Bill Gates gets some laughs on The Daily Show. A surprisingly charming and un-geeky Bill Gates made an appearance on Comedy Central's Daily Show last night and even managed to get in a few playful jabs at the show's host, Jon Stewart. In the interview, Gates discussed his work at the Bill and Melinda Gates Foundation, his diminished role at Microsoft, and his recent Twitter habit. When asked by Stewart how he enjoyed Twittering, Gates explained, "We'll see it it works. I'm new to it, but so far so good." After Gates explained that he now considers his role as chairman of his foundation to be his full-time job, Stewart asked if that meant that he could finally get an iPhone "like the rest of us." With a sheepish grin, Gates responded, "I'm a very loyal Microsoft user."
Create a prize to spark innovation.

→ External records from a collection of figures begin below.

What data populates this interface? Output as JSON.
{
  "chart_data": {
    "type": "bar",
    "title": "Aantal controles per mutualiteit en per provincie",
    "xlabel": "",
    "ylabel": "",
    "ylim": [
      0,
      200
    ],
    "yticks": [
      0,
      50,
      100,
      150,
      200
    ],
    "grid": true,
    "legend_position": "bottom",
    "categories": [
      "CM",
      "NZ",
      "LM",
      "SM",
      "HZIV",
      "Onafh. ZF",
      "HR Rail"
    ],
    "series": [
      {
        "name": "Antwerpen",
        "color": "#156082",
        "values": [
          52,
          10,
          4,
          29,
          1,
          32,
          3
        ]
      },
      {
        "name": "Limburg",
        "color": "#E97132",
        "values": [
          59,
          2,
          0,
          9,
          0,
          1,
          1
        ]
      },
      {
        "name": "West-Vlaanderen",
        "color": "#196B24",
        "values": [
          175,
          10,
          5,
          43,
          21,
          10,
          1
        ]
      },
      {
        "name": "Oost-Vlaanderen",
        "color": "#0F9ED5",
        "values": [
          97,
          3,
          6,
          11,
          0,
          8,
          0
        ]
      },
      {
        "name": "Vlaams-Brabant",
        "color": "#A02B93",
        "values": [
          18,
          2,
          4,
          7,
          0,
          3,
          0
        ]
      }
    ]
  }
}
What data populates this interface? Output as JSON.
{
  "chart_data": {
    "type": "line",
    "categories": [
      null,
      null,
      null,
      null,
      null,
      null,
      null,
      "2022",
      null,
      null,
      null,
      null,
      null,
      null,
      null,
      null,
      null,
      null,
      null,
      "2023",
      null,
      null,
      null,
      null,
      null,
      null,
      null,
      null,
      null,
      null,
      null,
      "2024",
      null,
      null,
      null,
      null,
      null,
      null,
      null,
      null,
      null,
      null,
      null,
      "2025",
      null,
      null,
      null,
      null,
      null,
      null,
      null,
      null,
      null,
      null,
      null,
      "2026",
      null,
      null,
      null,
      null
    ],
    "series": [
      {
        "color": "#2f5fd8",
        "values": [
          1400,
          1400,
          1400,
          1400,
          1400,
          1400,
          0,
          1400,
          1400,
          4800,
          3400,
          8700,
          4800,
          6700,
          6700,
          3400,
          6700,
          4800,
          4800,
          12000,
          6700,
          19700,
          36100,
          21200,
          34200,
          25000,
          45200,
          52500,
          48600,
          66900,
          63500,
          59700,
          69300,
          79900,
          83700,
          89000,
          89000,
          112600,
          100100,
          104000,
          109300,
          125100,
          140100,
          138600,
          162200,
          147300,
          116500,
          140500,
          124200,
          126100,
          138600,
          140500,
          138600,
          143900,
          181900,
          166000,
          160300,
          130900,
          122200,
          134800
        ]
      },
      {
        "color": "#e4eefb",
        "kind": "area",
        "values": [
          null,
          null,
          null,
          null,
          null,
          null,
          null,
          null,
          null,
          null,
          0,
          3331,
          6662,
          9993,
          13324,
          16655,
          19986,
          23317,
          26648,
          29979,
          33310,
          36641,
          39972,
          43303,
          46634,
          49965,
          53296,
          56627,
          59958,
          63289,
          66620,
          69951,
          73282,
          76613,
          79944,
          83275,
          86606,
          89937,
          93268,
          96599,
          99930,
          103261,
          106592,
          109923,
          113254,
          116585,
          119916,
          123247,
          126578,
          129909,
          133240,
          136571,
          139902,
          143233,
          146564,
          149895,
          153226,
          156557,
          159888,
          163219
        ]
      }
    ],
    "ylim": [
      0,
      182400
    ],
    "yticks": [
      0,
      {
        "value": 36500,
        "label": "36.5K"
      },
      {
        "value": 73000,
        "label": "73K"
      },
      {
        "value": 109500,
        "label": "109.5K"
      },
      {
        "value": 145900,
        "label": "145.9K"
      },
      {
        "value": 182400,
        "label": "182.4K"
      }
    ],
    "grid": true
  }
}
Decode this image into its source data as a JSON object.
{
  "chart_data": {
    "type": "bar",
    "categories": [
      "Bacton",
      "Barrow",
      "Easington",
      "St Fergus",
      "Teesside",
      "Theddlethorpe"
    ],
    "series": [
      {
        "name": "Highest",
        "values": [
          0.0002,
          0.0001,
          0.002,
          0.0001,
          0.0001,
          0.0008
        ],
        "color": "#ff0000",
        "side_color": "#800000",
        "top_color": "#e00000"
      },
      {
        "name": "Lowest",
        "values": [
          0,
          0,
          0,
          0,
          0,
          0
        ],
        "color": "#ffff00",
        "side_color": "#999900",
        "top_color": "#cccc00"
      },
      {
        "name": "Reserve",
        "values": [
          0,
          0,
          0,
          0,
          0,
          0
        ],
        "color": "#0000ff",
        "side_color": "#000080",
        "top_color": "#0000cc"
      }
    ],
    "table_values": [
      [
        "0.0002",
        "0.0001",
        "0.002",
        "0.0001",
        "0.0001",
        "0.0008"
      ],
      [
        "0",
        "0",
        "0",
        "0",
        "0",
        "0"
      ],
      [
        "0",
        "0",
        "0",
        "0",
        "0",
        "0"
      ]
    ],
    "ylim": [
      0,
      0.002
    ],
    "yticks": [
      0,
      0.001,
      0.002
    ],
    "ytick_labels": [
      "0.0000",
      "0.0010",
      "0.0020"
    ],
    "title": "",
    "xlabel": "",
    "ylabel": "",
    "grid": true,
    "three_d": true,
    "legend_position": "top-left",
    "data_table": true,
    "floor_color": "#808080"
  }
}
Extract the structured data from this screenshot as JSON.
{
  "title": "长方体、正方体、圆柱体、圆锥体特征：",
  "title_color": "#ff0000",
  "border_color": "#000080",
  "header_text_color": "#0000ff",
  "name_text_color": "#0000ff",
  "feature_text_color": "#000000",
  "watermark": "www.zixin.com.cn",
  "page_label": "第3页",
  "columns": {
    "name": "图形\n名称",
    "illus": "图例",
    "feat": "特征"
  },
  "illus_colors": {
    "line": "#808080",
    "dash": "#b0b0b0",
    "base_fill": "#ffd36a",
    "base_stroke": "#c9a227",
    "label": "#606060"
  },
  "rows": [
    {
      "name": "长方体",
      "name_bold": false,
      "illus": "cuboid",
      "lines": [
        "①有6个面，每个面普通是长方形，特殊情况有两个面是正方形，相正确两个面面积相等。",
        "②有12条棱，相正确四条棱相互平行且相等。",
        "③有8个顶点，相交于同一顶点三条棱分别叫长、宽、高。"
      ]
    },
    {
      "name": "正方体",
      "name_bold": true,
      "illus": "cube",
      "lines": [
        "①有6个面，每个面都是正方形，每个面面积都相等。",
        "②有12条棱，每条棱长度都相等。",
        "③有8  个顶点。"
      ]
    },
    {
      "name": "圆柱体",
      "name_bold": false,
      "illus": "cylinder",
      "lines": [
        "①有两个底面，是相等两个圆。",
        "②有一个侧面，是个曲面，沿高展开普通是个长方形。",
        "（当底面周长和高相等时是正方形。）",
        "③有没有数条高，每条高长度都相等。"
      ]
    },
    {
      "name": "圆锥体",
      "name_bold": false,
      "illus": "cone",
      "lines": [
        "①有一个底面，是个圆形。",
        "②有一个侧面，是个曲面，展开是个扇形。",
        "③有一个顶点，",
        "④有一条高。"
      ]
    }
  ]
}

Crafting a challenge, like the ones proposed by the X Prize Foundation, not only helps you keep employees motivated but often pays for itself, says an article on Read Write Web. Prizes can catalyze internal employees or outside developers as in the case of the Netflix prize. "Prizes are an efficient way to get 10 or 50 times your money and you only pay the winner," says Peter Diamandis, chairman of the X Prize Foundation.
Community lenders playing a larger role. With banks cutting back on small-business loans, Community Development Financial Institutions (CDFIs) are finding a niche in financing small businesses. CDFIs generally lend money to businesses that banks consider too risky. BusinessWeek reports that the federal government allocated $247 million in 2010 for the Treasury fund that supports community lenders and that the CDFI fund received $100 million in stimulus money last year. Banks are also increasing support for CDFIs in order to comply with the Community Reinvestment Act, which many depository institutions became subject to when they accepted bailout money. The 1977 law encourages banks to serve disadvantaged areas.
How to spot trends. Anita Campbell of Small Biz Trends recently held a webinar to answer questions about current small business trends. A few of her ideas: The rise of personal branding, the growing importance of government contracts, and an increased focus on going green.
The downside of the reality TV spotlight. Yes, getting your small business on a reality show can prove successful in getting your name out. (Just ask the College Hunks Hauling Junk founders, who have appeared on ABC's Shark Tank and Bravo's The Millionaire Matchmaker.) But as The Wall Street Journal reports today, with free publicity often comes unexpected drama.